I can't give it five stars for two reasons -- first, there's a rather lengthy digression about a sister of Julia who died in a concentration camp. It's not a frivolous digression, but it's a digression nonetheless. Second, there's a sort of touchy-feely "soliloquy" towards the end of the book that I could have lived without. That said, I very much enjoyed the book.
This is a true story and one that is pretty amazing as well. It takes you from Europe to the South-West and back again. The author did a great job of investigating all matters of these people's lives. She truly did all the leg work by going to each location. This keeps the book's flow going and it moves right along in a seamless manner.
The only thing I didn't agree with - was her 'conclusions' about certain events.
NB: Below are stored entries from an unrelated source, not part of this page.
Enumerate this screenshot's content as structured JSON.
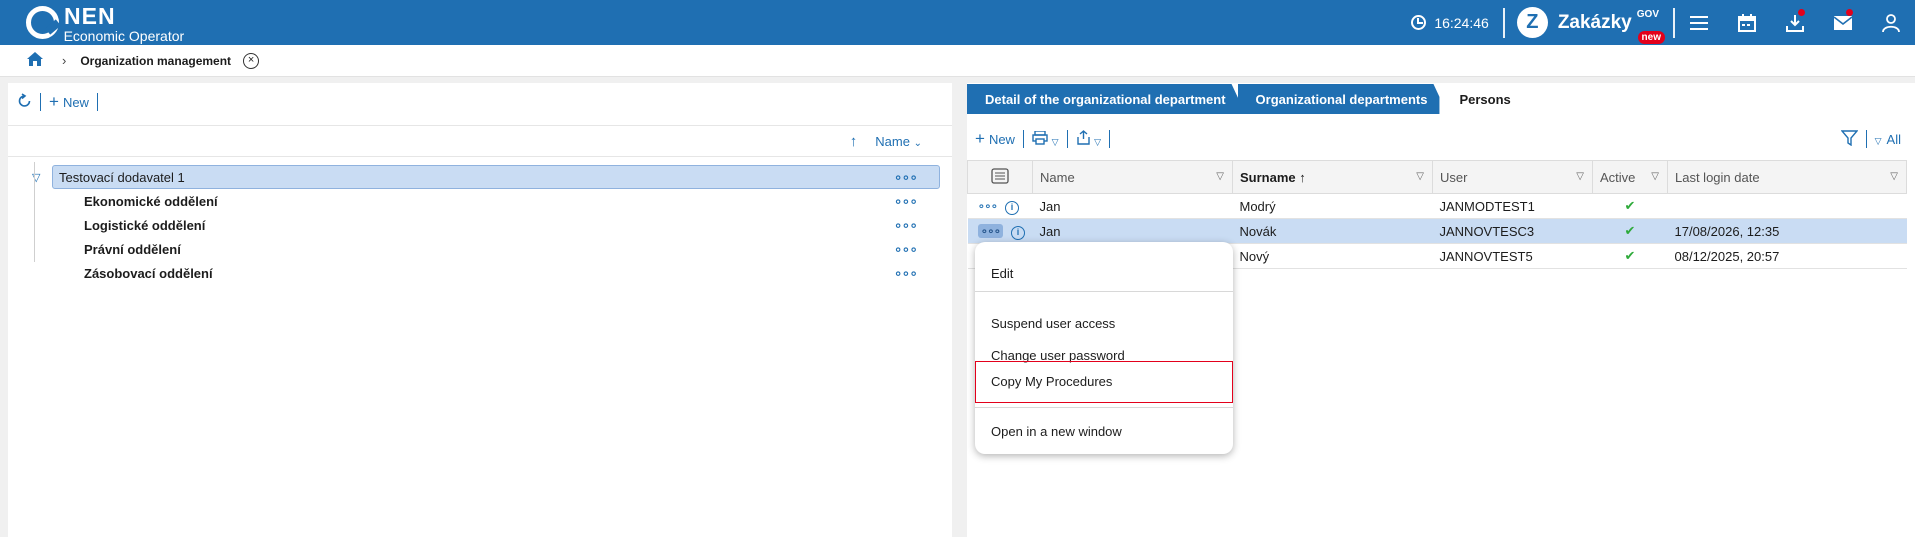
{
  "header": {
    "logo_text": "NEN",
    "logo_sub": "Economic Operator",
    "time": "16:24:46",
    "zakazky_letter": "Z",
    "zakazky_label": "Zakázky",
    "zakazky_sup": "GOV",
    "zakazky_badge": "new"
  },
  "breadcrumb": {
    "title": "Organization management"
  },
  "left": {
    "toolbar": {
      "new_label": "New"
    },
    "sort_label": "Name",
    "tree": {
      "root": "Testovací dodavatel 1",
      "children": [
        "Ekonomické oddělení",
        "Logistické oddělení",
        "Právní oddělení",
        "Zásobovací oddělení"
      ]
    }
  },
  "tabs": [
    "Detail of the organizational department",
    "Organizational departments",
    "Persons"
  ],
  "right": {
    "toolbar": {
      "new_label": "New",
      "filter_all": "All"
    },
    "columns": [
      "Name",
      "Surname",
      "User",
      "Active",
      "Last login date"
    ],
    "rows": [
      {
        "name": "Jan",
        "surname": "Modrý",
        "user": "JANMODTEST1",
        "active": "✔",
        "last_login": ""
      },
      {
        "name": "Jan",
        "surname": "Novák",
        "user": "JANNOVTESC3",
        "active": "✔",
        "last_login": "17/08/2026, 12:35"
      },
      {
        "name": "",
        "surname": "Nový",
        "user": "JANNOVTEST5",
        "active": "✔",
        "last_login": "08/12/2025, 20:57"
      }
    ]
  },
  "context_menu": {
    "items": [
      "Edit",
      "Suspend user access",
      "Change user password",
      "Copy My Procedures",
      "Open in a new window"
    ]
  },
  "colors": {
    "brand": "#1f6fb2",
    "selection": "#c9dcf3",
    "highlight": "#e3001b",
    "active_check": "#2eaa3a"
  }
}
She put her own focus of reality onto these people. First at the beginning she was sure of this or that fact only to find out she was wrong. Later on she uses psychics and other methods of trying to learn about Julia and her family. I don't mind psychics at all. However, I don't think you can 'assume' they are always correct.
However, since this is her very own relative and it's her book - she, as the author, has every right to put forth her own ideas and assumptions whether they are right or wrong. As a genealogist - you must rely strictly to facts that have proof on documents. As a person who is just trying to learn about her family - you don't have to rely only on documents or proof. There is room for speculation and/or conjecture in just story telling.
Basically - if you like true stories about real people from the past - I don't see why you wouldn't like this book. It does take you on a journey and ends up with results that were unknown & unexpected. I think Julia would be proud of her descendant for caring enough to do all the research and asking the hard questions.
Hopefully this is one ghost who can now be at peace and who can move on to where-ever ghosts go to.